Abstract
Background. Nanoparticle-based radiation therapy using metal nanoparticles is an adjuvant therapy that makes tumor cells more sensitive to radiation. In this study, we have used plasmid to study the effect of radiation dose rate on the amount of radiation sensitization of bismuth oxide nanoparticles.
Methods. In this study, bismuth oxide nanoparticles coated with polyethylene glycol were used as megavoltage radiation sensitizers. In this research, we used DNA plasmid PCEP4-102 as a nanoscopic dosimetry probe to measure the radiation sensitization effect of metal nanoparticles in radiation therapy. Plasmid samples with and without coated nanoparticles were irradiated with 6 megavolt X-rays at dose rates of 50 MU/min and 833 MU/min.
Results. The dose enhancement factor for plasmid samples containing Bi2O3 nanoparticles irradiated with 6 megavolt X-rays was 1.33 ± 0.1. Increasing the dose rate from 50 MU/min to 833 MU/min did not cause any obvious change in the amount of plasmid damage in the plasmid samples without nanoparticles. Considering the plasmid samples containing metal nanoparticles, the values of the dose enhancement factor for the samples exposed to 6MV X-ray irradiation at a dose rate of 833 MU/min were significantly increased compared to the samples irradiated with 6 MV X-rays at a dose rate of 50 MU/min.
Conclusion.

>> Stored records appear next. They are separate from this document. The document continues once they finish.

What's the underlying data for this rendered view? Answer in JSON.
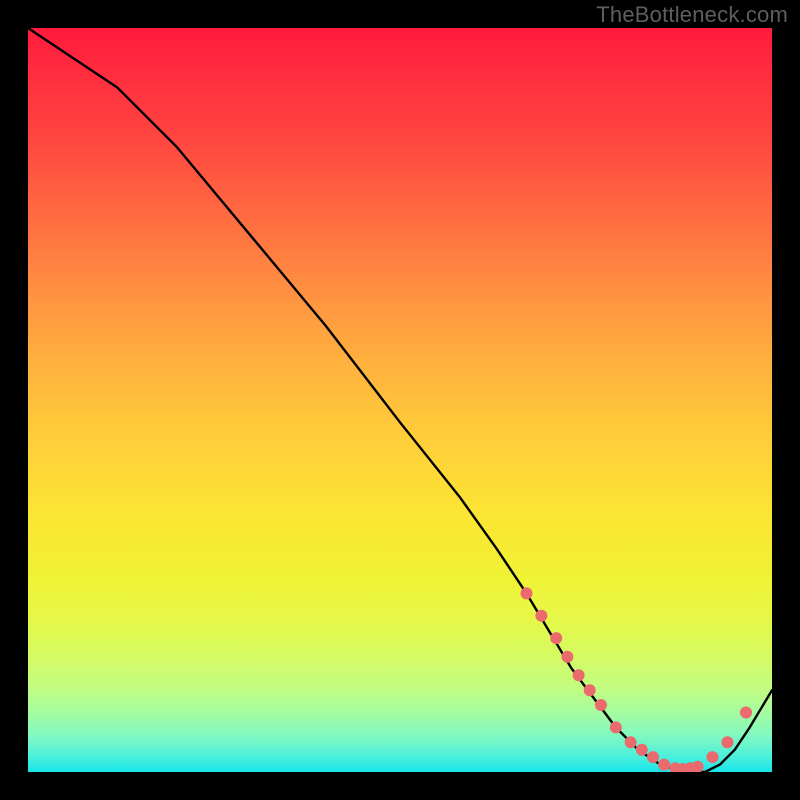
{
  "watermark": "TheBottleneck.com",
  "chart_data": {
    "type": "line",
    "title": "",
    "xlabel": "",
    "ylabel": "",
    "xlim": [
      0,
      100
    ],
    "ylim": [
      0,
      100
    ],
    "series": [
      {
        "name": "bottleneck-curve",
        "x": [
          0,
          6,
          12,
          20,
          30,
          40,
          50,
          58,
          63,
          67,
          70,
          73,
          76,
          79,
          82,
          85,
          88,
          91,
          93,
          95,
          97,
          100
        ],
        "y": [
          100,
          96,
          92,
          84,
          72,
          60,
          47,
          37,
          30,
          24,
          19,
          14,
          10,
          6,
          3,
          1,
          0,
          0,
          1,
          3,
          6,
          11
        ]
      }
    ],
    "markers": {
      "name": "highlight-points",
      "x": [
        67,
        69,
        71,
        72.5,
        74,
        75.5,
        77,
        79,
        81,
        82.5,
        84,
        85.5,
        87,
        88,
        89,
        90,
        92,
        94,
        96.5
      ],
      "y": [
        24,
        21,
        18,
        15.5,
        13,
        11,
        9,
        6,
        4,
        3,
        2,
        1,
        0.5,
        0.4,
        0.5,
        0.7,
        2,
        4,
        8
      ]
    },
    "gradient": {
      "top_color": "#ff1b3c",
      "mid_color": "#ffd039",
      "bottom_color": "#18e4eb"
    }
  }
}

This study confirms the efficiency of bismuth oxide nanoparticles in increasing the effectiveness of radiation therapy. In the presence of nanoparticles, increasing the dose rate can cause more damage to the plasmid by chemical and physicochemical enhancement in radiation therapy by megavolt photons.
Practical Implications. The results of this study confirm the radiosensitization potential of metallic nanoparticles and show that increasing the dose rate leads to an increase in the damaging effect of nanoparticle-aided radiation therapy.